[29 November 2011]
Canadian soft-rock practitioner Craig Ruhnke left behind the Toronto-based Groovin’ Company of the late ‘60s, had a few modest solo hits, launched his own Pinnacle label, and eventually signed with A&M. This trio of releases chronicles Ruhnke’s output between 1979 and 1984. It’s pure soft-rock (sans reverie) with approximations of Barry Manilow, Exile, Firefall, and The Beach Boys on an off night. It’s hard to listen to this material in the contemporary setting as it all sounds horribly dated, covered in the fuzzy haze of late ‘70s FM pop, when the music lost any sense of irony at the very moment that it probably needed it most.
The promotional-only release The Craig Ruhnke Band highlights this problem via “Why Don’t You Come Up and See Me Sometime”, which should have been a novelty cabaret piece but lacks any sense of humor and fails to acknowledge the camp elements inevitable in revisiting older forms. “It’ll Take Time” was perhaps best suited for a career as a 30-second jingle but was instead carried to full term and emerged as a two-minute-plus song. “It’s Time To Fall In Love” is laughable love song treachery that makes Peter Frampton’s “I’m In You” sound like a Shakespearian masterpiece. Three “bonus” tracks augment the original 12: a wan Eagles copy “Daisy May”, a putrid synth-laden “Dancin’ At Midnight”, and more soft rock mind rot (“Somebody To Love”).

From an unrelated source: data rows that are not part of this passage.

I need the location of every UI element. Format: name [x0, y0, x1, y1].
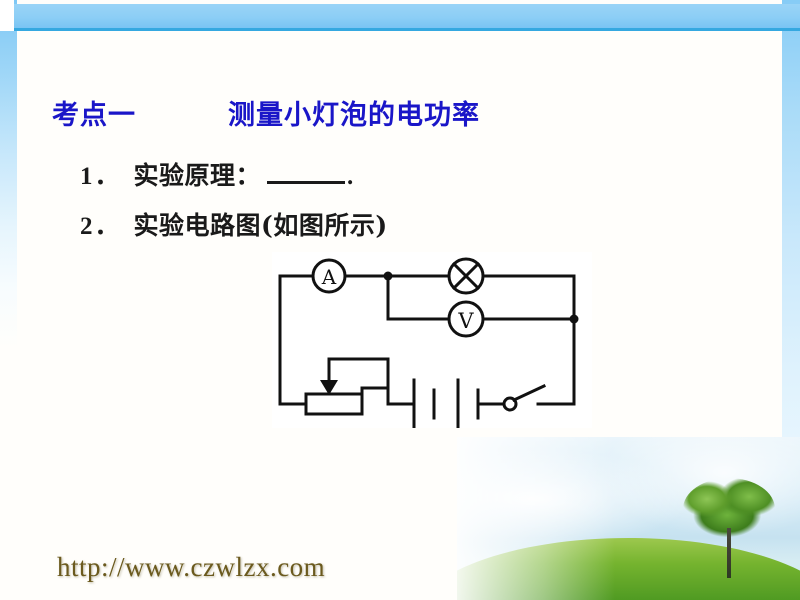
list-item-trailing: .	[347, 163, 353, 191]
slide-canvas: 考点一 测量小灯泡的电功率 1 ． 实验原理： . 2 ． 实验电路图(如图所示…	[0, 0, 800, 600]
wire-rheostat-to-battery	[388, 388, 414, 404]
list-item-text: 实验原理：	[134, 156, 262, 192]
left-accent-bar	[0, 0, 17, 600]
lamp-symbol	[449, 259, 483, 293]
voltmeter-symbol: V	[449, 302, 483, 336]
switch-symbol	[504, 386, 574, 410]
heading-key-label: 考点一	[52, 93, 136, 132]
list-item-dot: ．	[95, 206, 120, 242]
list-item-number: 1	[80, 163, 93, 191]
list-item-text: 实验电路图(如图所示)	[134, 206, 388, 242]
list-item: 2 ． 实验电路图(如图所示)	[80, 206, 388, 242]
tree-icon	[683, 478, 775, 578]
rheostat-body	[306, 394, 362, 414]
ammeter-symbol: A	[313, 260, 345, 292]
svg-text:V: V	[457, 309, 474, 333]
page-title: 考点一 测量小灯泡的电功率	[52, 93, 480, 132]
photo-haze-overlay	[457, 437, 615, 600]
wire-voltmeter-branch	[388, 276, 449, 319]
footer-url[interactable]: http://www.czwlzx.com	[57, 552, 325, 583]
list-item: 1 ． 实验原理： .	[80, 156, 353, 192]
switch-blade[interactable]	[514, 386, 544, 400]
circuit-diagram: A V	[272, 252, 592, 428]
heading-title-text: 测量小灯泡的电功率	[228, 93, 480, 132]
fill-in-blank[interactable]	[267, 161, 345, 184]
junction-node-right	[570, 315, 579, 324]
svg-text:A: A	[321, 265, 337, 289]
list-item-number: 2	[80, 213, 93, 241]
list-item-dot: ．	[95, 156, 120, 192]
battery-symbol	[414, 380, 478, 428]
tree-trunk	[727, 528, 731, 578]
top-accent-bar	[10, 4, 800, 28]
top-divider-rule	[10, 28, 800, 31]
decorative-photo	[457, 437, 800, 600]
top-left-notch	[0, 0, 14, 31]
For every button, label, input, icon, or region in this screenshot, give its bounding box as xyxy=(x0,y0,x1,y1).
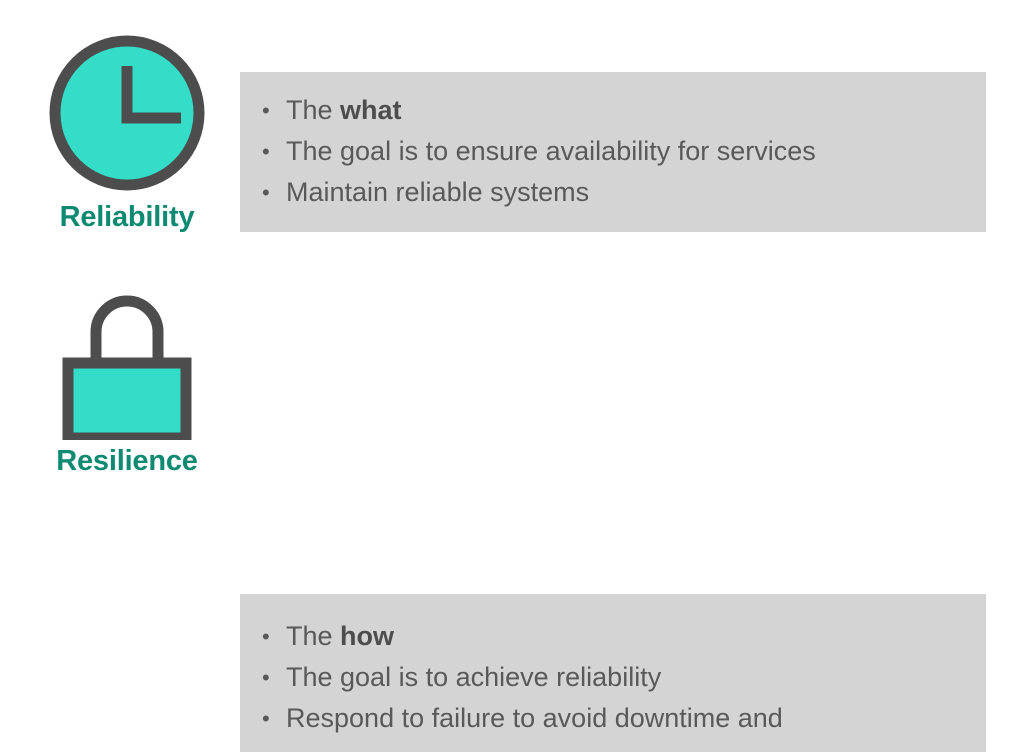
slide-canvas: Reliability The what The goal is to ensu… xyxy=(0,0,1024,544)
reliability-bullet-panel: The what The goal is to ensure availabil… xyxy=(240,72,986,232)
list-item: The goal is to achieve reliability xyxy=(262,657,986,698)
bullet-text: Respond to failure to avoid downtime and xyxy=(286,703,783,733)
clock-icon xyxy=(44,30,210,196)
bullet-text: The xyxy=(286,621,340,651)
bullet-text: The goal is to achieve reliability xyxy=(286,662,661,692)
bullet-text: The xyxy=(286,95,340,125)
resilience-icon-group: Resilience xyxy=(36,280,218,478)
resilience-icon-column: Resilience xyxy=(0,272,240,544)
reliability-bullet-list: The what The goal is to ensure availabil… xyxy=(240,72,986,213)
resilience-bullet-panel: The how The goal is to achieve reliabili… xyxy=(240,594,986,752)
list-item: The goal is to ensure availability for s… xyxy=(262,131,986,172)
reliability-icon-group: Reliability xyxy=(36,30,218,234)
reliability-label: Reliability xyxy=(36,200,218,234)
list-item: The how xyxy=(262,616,986,657)
reliability-icon-column: Reliability xyxy=(0,0,240,272)
section-reliability: Reliability The what The goal is to ensu… xyxy=(0,0,1024,272)
list-item: Respond to failure to avoid downtime and xyxy=(262,698,986,739)
bullet-emphasis: how xyxy=(340,621,394,651)
list-item: The what xyxy=(262,90,986,131)
lock-icon xyxy=(57,280,197,440)
bullet-text: The goal is to ensure availability for s… xyxy=(286,136,816,166)
bullet-text: Maintain reliable systems xyxy=(286,177,589,207)
resilience-label: Resilience xyxy=(36,444,218,478)
resilience-bullet-list: The how The goal is to achieve reliabili… xyxy=(240,594,986,739)
bullet-emphasis: what xyxy=(340,95,402,125)
section-resilience: Resilience The how The goal is to achiev… xyxy=(0,272,1024,544)
list-item: Maintain reliable systems xyxy=(262,172,986,213)
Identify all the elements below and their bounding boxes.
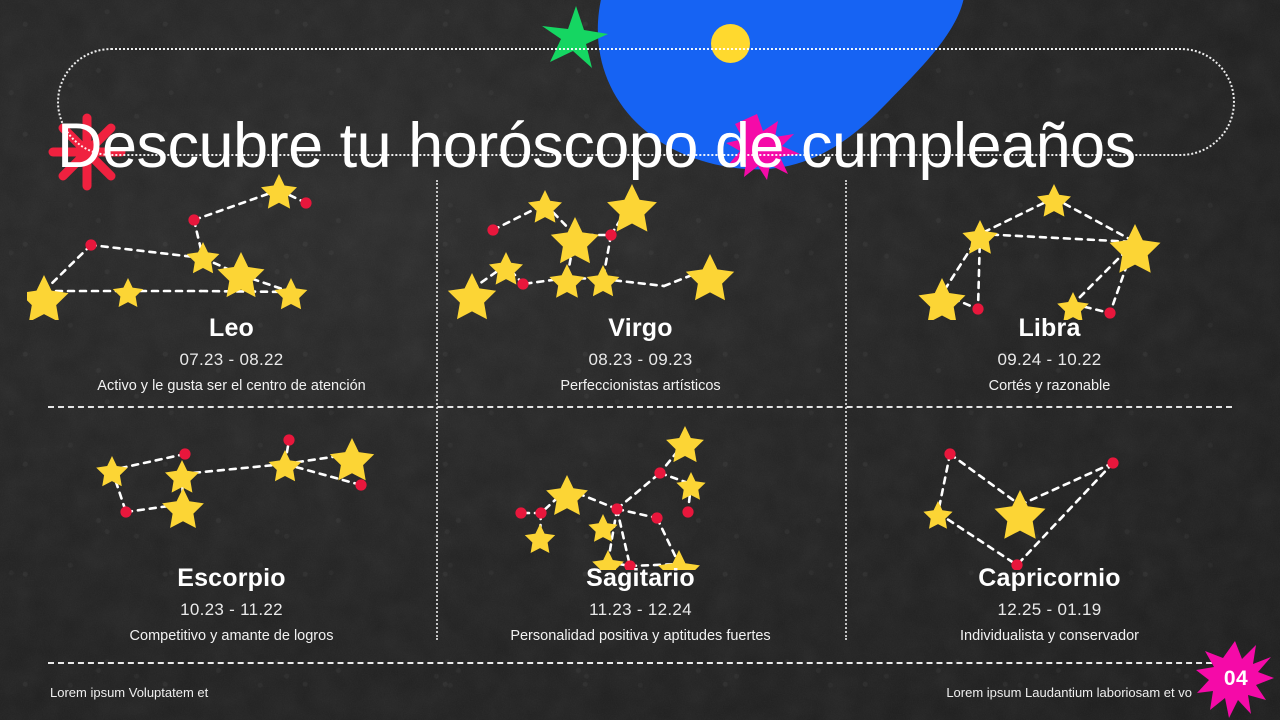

1982’s Just Like Old Times is a painfully earnest record that suffers from more dated production and a penchant for mimicking the, er, cream of the era’s soft-rock crop. To his credit, Ruhnke’s songwriting, such as it is, had improved by this release. Although the lyrics still lean on cloying sentimentality and cliché, the material is not as overtly derivative and under-developed as on the 1979 release. Four bonus tracks round out this collection, including the gospel-inflected “Hold Me Now”, a track replete with frosty synthesizers and programmed drums; there’s also “A Lighthouse In The Storm” and two other forgettable afterthoughts—“Love’s A Celebration” and “Put It In A Love Song”.
1984’s Keep The Flame offers more of the same, albeit with softer, more anonymous sounds perhaps created not so much to be listened to as heard in the scant distance of a dentist’s office or while pumping gas. That said, “It’s Been Such A Long Time” features the artist’s best vocal performance across these three reissues, although that’s like trying to choose your favorite diarrhea episode during your last flu bout.
It’s hard to imagine that there’s a legitimate audience for these reissues or that their excavation from the deepest, darkest recesses of time was really necessary. In truth, some records deserve to find their final resting place, to rot in eternity, without having their sleep disturbed. These albums are perfect examples. Avoid by any means necessary.